Your professor's code looks like it may have been purposely complicated, maybe as a learning exercise. If that's the case, I can't say I agree with the practice.
Your approach of nested for loops is exactly how I would have approached the solution.
And it also prints "0/1", I also wonder why that is, I think it shouldn't be printing that.
Simply put, it prints "0/1" because of this line:
printf("%d/%d\n",m,n);
The values m and n are initialized to 0 and 1 right before the do loop, so on the first pass it prints exactly that.
Your code is better than the first paste in a few ways. The loop over b is a crappy way of trying to find a common prime factor for m and n. But it only runs to b=7, so the first program can print 11/121 and other non-reduced fractions!

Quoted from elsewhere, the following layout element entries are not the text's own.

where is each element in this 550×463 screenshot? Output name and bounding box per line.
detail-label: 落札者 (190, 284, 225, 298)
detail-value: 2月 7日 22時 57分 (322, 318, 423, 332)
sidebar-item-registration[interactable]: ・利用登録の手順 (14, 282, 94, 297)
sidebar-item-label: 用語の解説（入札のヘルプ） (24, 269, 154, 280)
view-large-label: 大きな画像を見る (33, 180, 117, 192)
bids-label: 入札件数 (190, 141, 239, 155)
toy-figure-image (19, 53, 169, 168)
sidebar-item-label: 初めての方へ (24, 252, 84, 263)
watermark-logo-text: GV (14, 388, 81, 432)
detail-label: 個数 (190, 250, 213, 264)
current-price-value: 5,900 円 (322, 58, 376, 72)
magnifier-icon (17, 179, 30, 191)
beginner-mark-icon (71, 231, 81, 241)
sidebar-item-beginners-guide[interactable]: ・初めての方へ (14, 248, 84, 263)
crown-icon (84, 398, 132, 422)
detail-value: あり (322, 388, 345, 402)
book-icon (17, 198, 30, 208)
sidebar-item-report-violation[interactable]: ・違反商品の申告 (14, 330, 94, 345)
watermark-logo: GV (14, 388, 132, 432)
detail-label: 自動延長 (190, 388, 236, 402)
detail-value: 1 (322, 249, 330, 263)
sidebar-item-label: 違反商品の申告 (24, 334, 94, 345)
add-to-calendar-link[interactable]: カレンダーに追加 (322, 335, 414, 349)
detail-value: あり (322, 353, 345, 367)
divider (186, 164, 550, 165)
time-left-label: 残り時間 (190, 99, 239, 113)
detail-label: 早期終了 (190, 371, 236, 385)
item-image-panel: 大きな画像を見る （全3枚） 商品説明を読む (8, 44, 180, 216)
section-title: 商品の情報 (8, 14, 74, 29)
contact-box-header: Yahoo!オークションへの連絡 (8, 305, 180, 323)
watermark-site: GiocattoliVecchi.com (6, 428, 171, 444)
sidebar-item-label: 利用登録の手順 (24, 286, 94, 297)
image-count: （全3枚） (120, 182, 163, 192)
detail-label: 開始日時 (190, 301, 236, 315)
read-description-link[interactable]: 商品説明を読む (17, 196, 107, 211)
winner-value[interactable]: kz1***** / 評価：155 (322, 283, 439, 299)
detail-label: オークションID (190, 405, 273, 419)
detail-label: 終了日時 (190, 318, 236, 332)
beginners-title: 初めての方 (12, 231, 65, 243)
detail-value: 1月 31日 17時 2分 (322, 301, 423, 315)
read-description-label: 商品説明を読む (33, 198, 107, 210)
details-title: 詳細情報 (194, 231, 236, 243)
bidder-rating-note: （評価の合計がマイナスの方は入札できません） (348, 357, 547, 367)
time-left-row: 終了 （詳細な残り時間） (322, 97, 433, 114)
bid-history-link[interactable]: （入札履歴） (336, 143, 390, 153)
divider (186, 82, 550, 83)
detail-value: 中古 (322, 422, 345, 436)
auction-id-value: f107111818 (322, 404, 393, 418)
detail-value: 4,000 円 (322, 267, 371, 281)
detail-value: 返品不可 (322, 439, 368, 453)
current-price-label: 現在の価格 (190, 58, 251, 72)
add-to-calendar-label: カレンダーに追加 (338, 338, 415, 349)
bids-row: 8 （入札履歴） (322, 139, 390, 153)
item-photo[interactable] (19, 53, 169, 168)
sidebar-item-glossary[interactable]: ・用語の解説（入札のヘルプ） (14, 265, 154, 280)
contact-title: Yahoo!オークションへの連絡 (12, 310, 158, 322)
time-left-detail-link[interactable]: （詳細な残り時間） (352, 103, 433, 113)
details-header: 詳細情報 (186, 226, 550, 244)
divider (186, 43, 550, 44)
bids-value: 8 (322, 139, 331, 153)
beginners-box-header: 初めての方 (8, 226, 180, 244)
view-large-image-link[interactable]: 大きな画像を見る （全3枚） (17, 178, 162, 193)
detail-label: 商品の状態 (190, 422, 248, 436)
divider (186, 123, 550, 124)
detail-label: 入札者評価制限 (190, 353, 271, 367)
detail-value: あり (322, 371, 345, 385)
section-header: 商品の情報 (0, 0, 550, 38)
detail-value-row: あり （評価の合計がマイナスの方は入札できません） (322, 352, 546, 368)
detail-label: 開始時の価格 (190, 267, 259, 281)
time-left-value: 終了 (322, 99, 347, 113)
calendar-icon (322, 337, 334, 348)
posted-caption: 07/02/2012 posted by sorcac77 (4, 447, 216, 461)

If the loop over b were properly coded, it would take O(sqrt(n)) time. Your gcd() (using the Euclidean Algorithm well) has O(log(n)) time.
The other code is exceptionally poorly written. Single-letter variables for non-idiomatic uses? void main()? No comments? Nobody should be expected to understand that code, and especially not learners.
Your code seems pretty competent - it's far clearer and cleaner than the other code and pretty much superior in every way. The only suggestion I would make is, firstly, you should take in N as user input from the console, to make rerunning the program for different values simpler, and you should also comment the GCD function explaining it's operations.